Mr. Morneau’s tour as Finance Minister, it must be said, has been a true journey of discovery.  In 2017, for instance, he “discovered” that he owned a villa in the south of France.  Now he’s “discovered” that the WE organization gifted him and his family with $41,000 in vacation expenses.  That was just for accommodations and meals and such, he assured us.  The tab for flights to Ecuador and Kenya for his family (more than $53,000) was paid for out of his own pocket.  More than $94K for two vacations — when the Morneaus seek out some R&R, they don’t hold back.

But, again — no matter.  Caught red-handed — but not red-faced — with his hand in the coffers of WE, Mr. Morneau sat down and stroked a cheque for $41K to the WE conglomerate.  No harm done.  Plus, channeling his boss, he offered an apology of sorts:

A mistake was made on my behalf,” he replied to Conservative finance critic Pierre Pollievre when questioned about his ethics.

Who on God’s green earth even says that?  “A mistake was made on my behalf.”  Who does he think he is, the King of bloody England?

Ah, but that’s just it, isn’t it? These sorts of people do think they are kings and emperors, utterly unbeholden to the rules of ordinary plebs like you and me.

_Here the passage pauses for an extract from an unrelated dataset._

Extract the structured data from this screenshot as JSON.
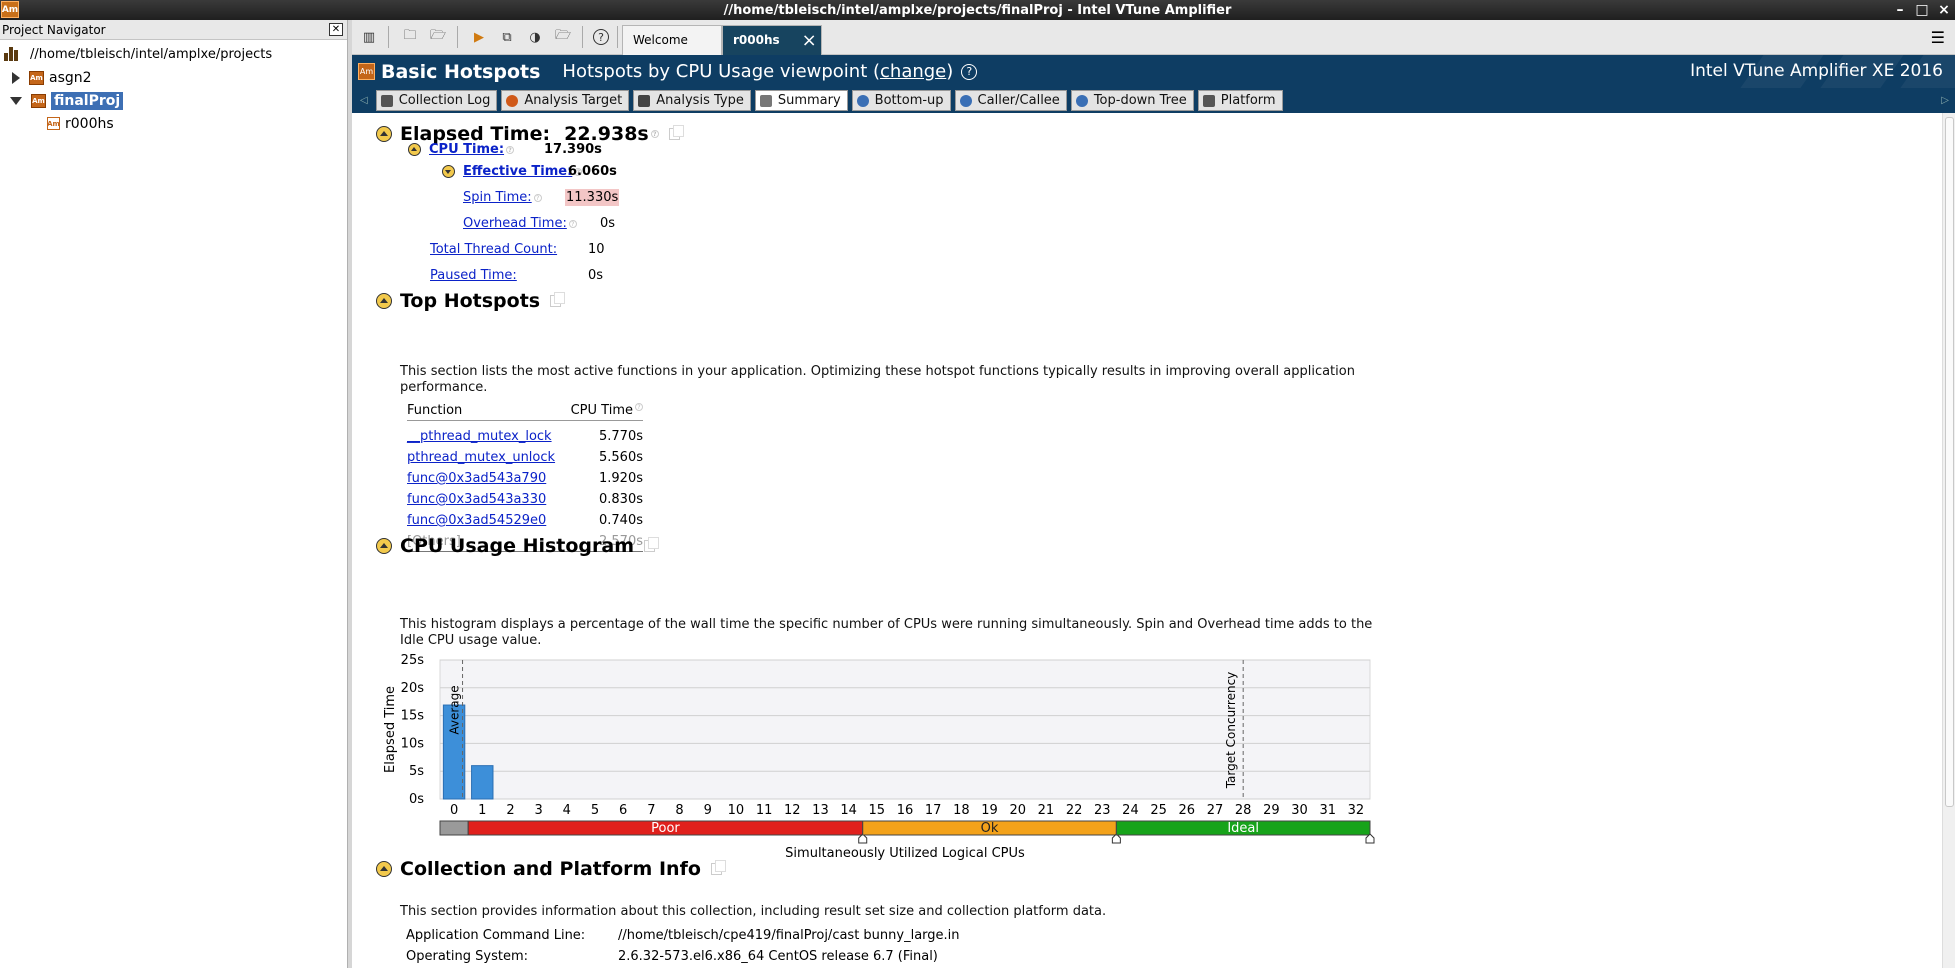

Who among us, by the way, can sit down and casually cut a cheque for $41,000 for an overlooked expense as casually as the average Canadian shells out for a double-double at Tim Hortons?

Mr. Morneau, that’s who. 

It’s small potatoes for a man who married into the multi-billion-dollar-large potato fortune of McCain Foods; chump change for a man who inherited the reins to giant human resources firm Morneau Shepell from his daddy.

How this pompous, out-of-touch, painfully incompetent man remains as Minister of Finance is mystifying.

More mystifying still is that Justin Trudeau survives as Prime Minister of Canada; the rising tide of scandal in his administration would have long ago sunk any other politician’s ship to the depths of the Mariana Trench.

Most mystifying of all is the fact that Canadians continue to lavish Mr. Trudeau with support — at a level that would reward him with a majority government if an election were held today.  Perhaps they’re all afflicted with COVID-induced loss of smell.

It leads me to wonder, though: who is the greater dunce? The Prime Minister, or collectively the many Canadians who continue to turn a blind eye to his corruption?

To reiterate: three times (that we know of) this PM has run flagrantly afoul of the ethics rules.  Twice he’s gotten away with it.  Will he slither away a third time?

We all know the old adage: Fool me once, shame on me; fool me twice, shame on you.

But fool us three times? Then shame on all of us.

I’ll bookend this diatribe, fittingly, with another Mother Goose ditty well-fitted to this PM:

There was a crooked man, and he walked a crooked mile,

He found a crooked sixpence against a crooked stile;

He bought a crooked cat which caught a crooked mouse,

And they all lived together in a little crooked house.